Il existe même une boutique spécialisée en vente de kilts : Le Celtic Corner. Après avoir tenu une boutique-atelier de maroquinerie à Pornic (44), et parce qu’il se sont rencontrés au Festival Interceltique de Lorient il y a longtemps, Mélanie Colin et Léo Vouyoux ont ouvert leur boutique à Lorient (56) en juillet dernier : ils vendent du kilt traditionnel et de la jupe écossaise. Parmi leurs clients de tous les âges, Ewen et Jérémie se sont installés en Bretagne, il y a 3 et 5 ans, et ont décidé ensemble depuis l’été dernier de s’habiller en kilt quasiment chaque fin de semaine. Erwan, lui explique, qu’il trouve le kilt “rebelle”, un peu comme les punks dans les années 80, mais avec l’imaginaire et le système de clans écossais en plus. “Porter le kilt c’est une Liberté que rien ne peut égaler, je trouve dans ce vêtement a quelque chose de romantique, de chevaleresque, et porter “son tartan” – celui qui correspond à son origine celte procure encore plus de satisfaction.” explique un adepte, Reun Jezegou.

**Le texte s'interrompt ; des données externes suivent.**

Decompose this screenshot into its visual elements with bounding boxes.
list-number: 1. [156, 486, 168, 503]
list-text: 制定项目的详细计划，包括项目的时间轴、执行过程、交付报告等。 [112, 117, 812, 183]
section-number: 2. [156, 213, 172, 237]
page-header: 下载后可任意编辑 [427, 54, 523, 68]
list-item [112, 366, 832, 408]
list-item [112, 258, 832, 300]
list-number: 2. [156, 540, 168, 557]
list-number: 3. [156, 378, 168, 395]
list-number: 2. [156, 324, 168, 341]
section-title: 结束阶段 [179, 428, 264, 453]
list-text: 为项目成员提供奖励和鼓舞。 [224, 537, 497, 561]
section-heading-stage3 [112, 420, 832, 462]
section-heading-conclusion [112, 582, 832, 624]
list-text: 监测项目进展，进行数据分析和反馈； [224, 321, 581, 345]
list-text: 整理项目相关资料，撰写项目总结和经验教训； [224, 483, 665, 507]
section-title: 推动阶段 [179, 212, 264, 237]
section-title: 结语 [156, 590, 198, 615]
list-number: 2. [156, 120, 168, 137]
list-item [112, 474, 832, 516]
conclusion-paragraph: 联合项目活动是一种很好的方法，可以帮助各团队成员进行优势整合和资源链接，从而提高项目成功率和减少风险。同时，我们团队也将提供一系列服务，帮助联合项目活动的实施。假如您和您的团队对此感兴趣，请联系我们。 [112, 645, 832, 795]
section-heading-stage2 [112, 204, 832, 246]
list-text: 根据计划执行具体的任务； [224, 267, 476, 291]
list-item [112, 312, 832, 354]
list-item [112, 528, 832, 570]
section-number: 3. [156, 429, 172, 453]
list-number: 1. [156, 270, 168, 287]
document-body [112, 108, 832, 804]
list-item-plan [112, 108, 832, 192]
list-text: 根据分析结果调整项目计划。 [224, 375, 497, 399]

En fait, tous les férus de kilts donnent la même réponse : leur besoin et objectif est de faire partie d’une communauté, car ils sont à la recherche d’une appartenance dans un monde où la mondialisation gomme les identités. Alors, ils ont choisi l’identité écossaise, dite celtique. “Et tant pis, si c’est de l’appropriation culturelle qui fait sourire ou grincer les Ecossais. A chacun son cosplay communautaire.“ concluent Ewen et Jérémie en riant.
Bonsoir
Un bel article, mais quelques erreurs.
Je n’ai pas créé le tartan Eusa de l’île d’Ouessant, mais avec sept amis j’ai participé à la création du tartan de Groix.
D’autre part la légende de la photo le tartan de Groix n’est pas la bonne, ceux sont nos amis des Loups de Glencoe à l’Intercelt’kilt 2023 à Groix.
Merci pour ce coup de projecteur sur notre association.